The anaerobic digester (AD) takes in the residual, pre-fermented manure from the fermenter. The primary purpose is to produce biogas, which is a combination of methane and carbon dioxide. In order for gas to be produced, the reactions must occur in oxygen-free (anaerobic) conditions. When integrated into a two-stage AD, this is the second stage, known as the gas phase. However, for the purposes of the integrated dairy manure processing, these two steps must be separated to enable the volatile fatty acid (VFA)-rich liquid stream to be fed into the PHA reactor.
The biogas product mentioned above is composed of approximately 60% methane and 40% carbon dioxide. There are several ways this gas can be used. The gas may be used to produce electricity that can be sold to the power grid.

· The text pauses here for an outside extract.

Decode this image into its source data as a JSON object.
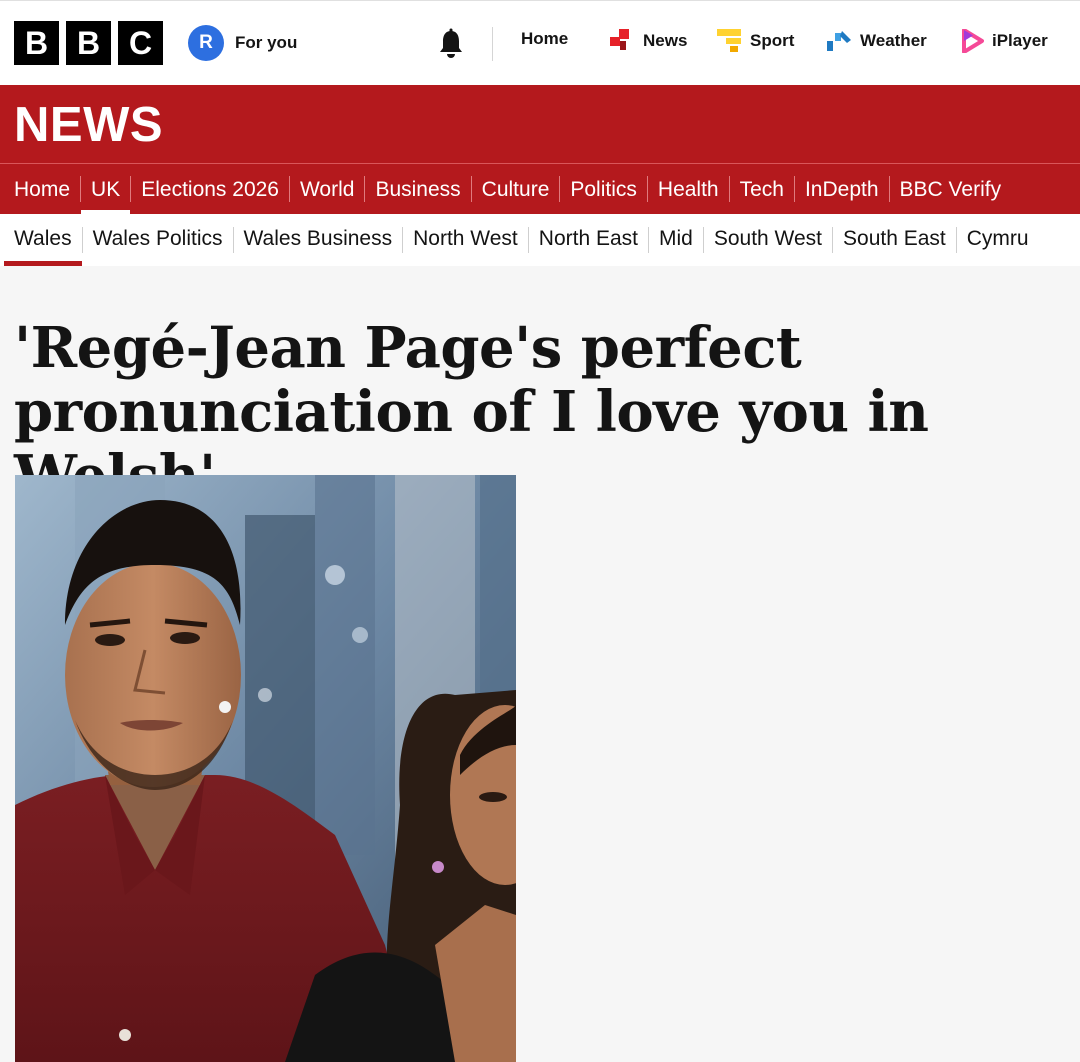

Biogas produced by the methods outlined here may be more consistent in composition than biogas produced conventional ADs; since power companies often require relatively consistent rates of supply, this may be more possible with this system of AD.1 If the gas cannot be sold back to the power grid, some of it can still be burned at the dairy in order to generate electricity and reduce the electricity consumption of the farm. A portion of the carbon dioxide may be diverted to serve as the carbon source for the algae raceways.

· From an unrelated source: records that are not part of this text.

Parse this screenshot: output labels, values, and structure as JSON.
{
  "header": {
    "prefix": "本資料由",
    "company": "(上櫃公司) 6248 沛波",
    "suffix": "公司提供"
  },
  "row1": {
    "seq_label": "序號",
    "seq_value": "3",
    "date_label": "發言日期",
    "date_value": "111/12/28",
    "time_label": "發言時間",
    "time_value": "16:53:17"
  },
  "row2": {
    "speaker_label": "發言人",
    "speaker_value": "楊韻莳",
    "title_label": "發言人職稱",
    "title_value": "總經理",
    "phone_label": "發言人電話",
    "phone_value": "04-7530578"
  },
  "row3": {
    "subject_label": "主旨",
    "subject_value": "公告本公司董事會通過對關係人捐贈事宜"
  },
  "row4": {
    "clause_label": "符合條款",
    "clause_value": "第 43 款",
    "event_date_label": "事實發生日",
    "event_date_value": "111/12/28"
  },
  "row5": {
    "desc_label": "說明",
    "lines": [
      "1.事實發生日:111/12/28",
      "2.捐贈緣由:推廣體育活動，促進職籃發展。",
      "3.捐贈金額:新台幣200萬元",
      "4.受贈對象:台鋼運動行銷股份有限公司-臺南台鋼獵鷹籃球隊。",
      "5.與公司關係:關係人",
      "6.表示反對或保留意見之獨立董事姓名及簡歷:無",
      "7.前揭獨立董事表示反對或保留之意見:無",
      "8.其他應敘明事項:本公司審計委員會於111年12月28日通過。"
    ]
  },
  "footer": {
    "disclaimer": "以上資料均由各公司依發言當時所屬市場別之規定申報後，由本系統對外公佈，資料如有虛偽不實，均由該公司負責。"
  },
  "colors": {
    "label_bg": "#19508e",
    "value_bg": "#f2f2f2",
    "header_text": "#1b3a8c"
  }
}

The byproducts of this process are liquids and digested solids. These will be separated and can be sold. The liquids can be sold as a soil amendment fertilizer, and the solids can be sold for animal bedding. Though these are not very high-value products, they do contribute overall to the economic viability of the system.
1 Coats E.R., Ibrahim I., Briones A. and Brinkman C.K. (2012). Methane Production on thickened, pre-fermented manure, Bioresource Technology 107, 205-212.